Denn eines habe ich in den letzten Jahrzehnten immer wieder erlebt: Wenn man die Geschichte anders erzählt, entsteht etwas Wertvolleres als einfache Sichtbarkeit – es entsteht echte Begeisterung.

Ursprünglicher Beitrag vom 25. September 2019

Lehmann an Bord der „Rex“; der pragmatische Dreh „aus der Hand“ hat sich als schnelle und effektive Lösung für die Kamera erwiesen…

von Christoph Lehmann (Regie/Redaktion, Kamera, Schnitt)

Es ist schon eine Weile her, dass mich die Agentur Stoll von Gàti aus Crailsheim mit Redaktion, Regie und Schnitt für diese spannende Voith-Dokumentation beauftragte.
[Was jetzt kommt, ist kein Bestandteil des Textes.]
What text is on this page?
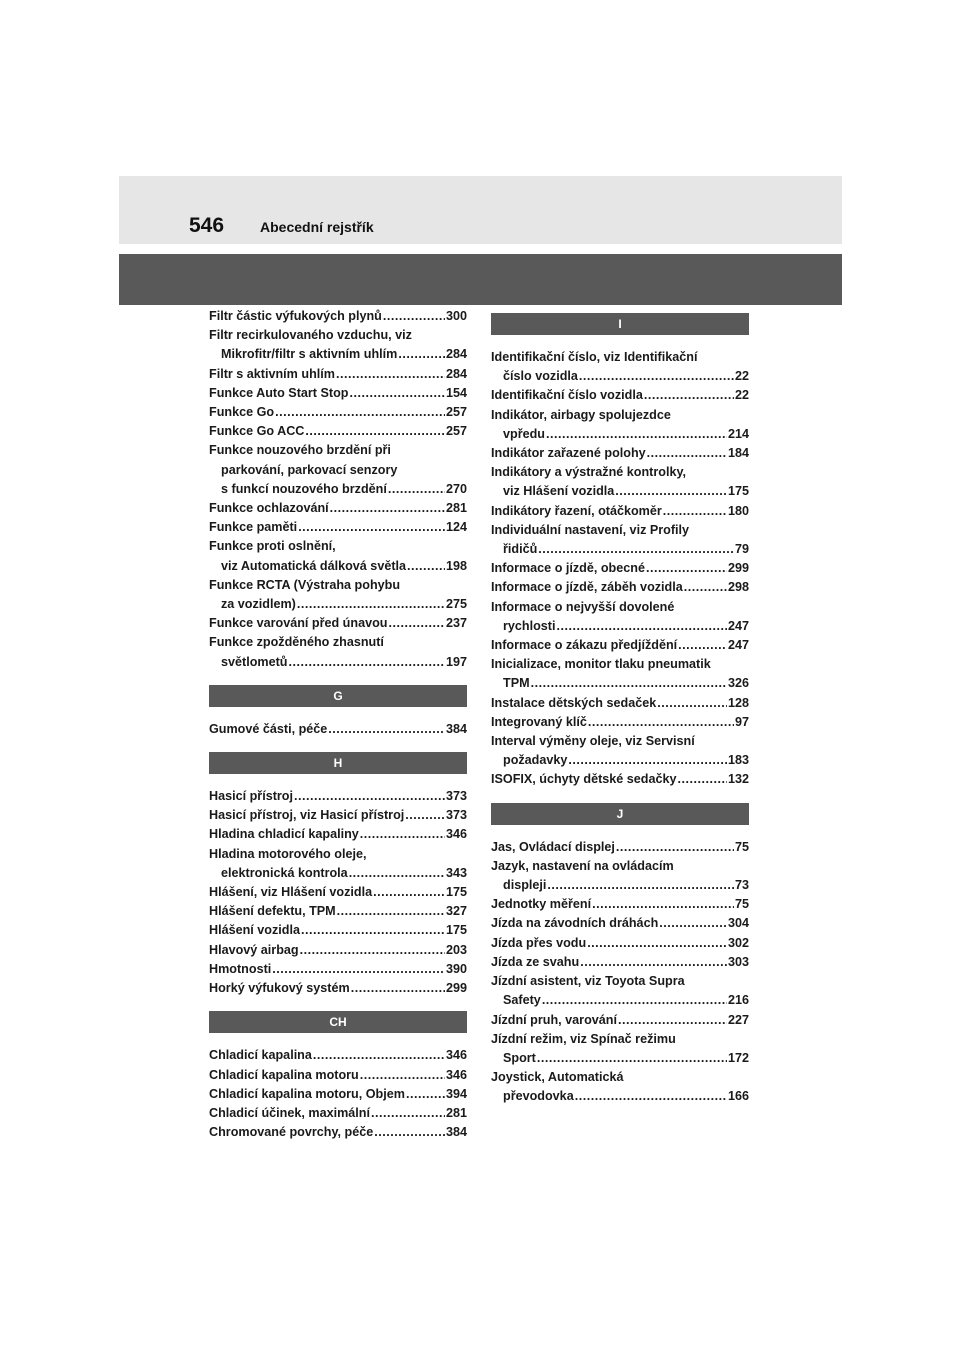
546	Abecední rejstřík
Filtr částic výfukových plynů .....	300
Filtr recirkulovaného vzduchu, viz
Mikrofitr/filtr s aktivním uhlím .....	284
Filtr s aktivním uhlím .....	284
Funkce Auto Start Stop .....	154
Funkce Go .....	257
Funkce Go ACC .....	257
Funkce nouzového brzdění při
parkování, parkovací senzory
s funkcí nouzového brzdění .....	270
Funkce ochlazování .....	281
Funkce paměti .....	124
Funkce proti oslnění,
viz Automatická dálková světla .....	198
Funkce RCTA (Výstraha pohybu
za vozidlem) .....	275
Funkce varování před únavou .....	237
Funkce zpožděného zhasnutí
světlometů .....	197
G
Gumové části, péče .....	384
H
Hasicí přístroj .....	373
Hasicí přístroj, viz Hasicí přístroj .....	373
Hladina chladicí kapaliny .....	346
Hladina motorového oleje,
elektronická kontrola .....	343
Hlášení, viz Hlášení vozidla .....	175
Hlášení defektu, TPM .....	327
Hlášení vozidla .....	175
Hlavový airbag .....	203
Hmotnosti .....	390
Horký výfukový systém .....	299
CH
Chladicí kapalina .....	346
Chladicí kapalina motoru .....	346
Chladicí kapalina motoru, Objem .....	394
Chladicí účinek, maximální .....	281
Chromované povrchy, péče .....	384
I
Identifikační číslo, viz Identifikační
číslo vozidla .....	22
Identifikační číslo vozidla .....	22
Indikátor, airbagy spolujezdce
vpředu .....	214
Indikátor zařazené polohy .....	184
Indikátory a výstražné kontrolky,
viz Hlášení vozidla .....	175
Indikátory řazení, otáčkoměr .....	180
Individuální nastavení, viz Profily
řidičů .....	79
Informace o jízdě, obecné .....	299
Informace o jízdě, záběh vozidla .....	298
Informace o nejvyšší dovolené
rychlosti .....	247
Informace o zákazu předjíždění .....	247
Inicializace, monitor tlaku pneumatik
TPM .....	326
Instalace dětských sedaček .....	128
Integrovaný klíč .....	97
Interval výměny oleje, viz Servisní
požadavky .....	183
ISOFIX, úchyty dětské sedačky .....	132
J
Jas, Ovládací displej .....	75
Jazyk, nastavení na ovládacím
displeji .....	73
Jednotky měření .....	75
Jízda na závodních dráhách .....	304
Jízda přes vodu .....	302
Jízda ze svahu .....	303
Jízdní asistent, viz Toyota Supra
Safety .....	216
Jízdní pruh, varování .....	227
Jízdní režim, viz Spínač režimu
Sport .....	172
Joystick, Automatická
převodovka .....	166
Ich erinnere mich noch gut an den Ausflug nach Norwegen. Wir waren ein kleines, pragmatisch agierendes Team und wollten in kurzer Zeit viele beeindruckende Bilder drehen.

Tageslicht war damals nicht das Problem, denn in Norwegen wurde es zu dieser Jahreszeit kaum dunkel (Insomnia!).

Jedoch wurden die VOITH „Wasser-Traktoren“ natürlich wieder anderswo gebraucht als vor unseren Kameras.

Natürlich war mir schon damals klar, dass wir einen Dokumentarfilm über ein besonderes „Stück“ Ingenieurskunst drehen durften – aber letztlich war es doch ein Industriefilm. Deshalb war ich umso mehr erfreut und überrascht, als ich kürzlich feststellte, dass das Video allein im Youtube-Kanal der Agentur Stoll von Gàti über 250.000 Aufrufe hat.
Da kommen sicher noch etliche Zuschauer hinzu, die das Video im Rahmen der Öffentlichkeitsarbeit von VOITH gesehen haben.

Das war mir jedenfalls einen kurzen Beitrag wert, denn besser lässt sich nicht zeigen, wie nachhaltig Storytelling auf die Corporate Communication „einzahlt“.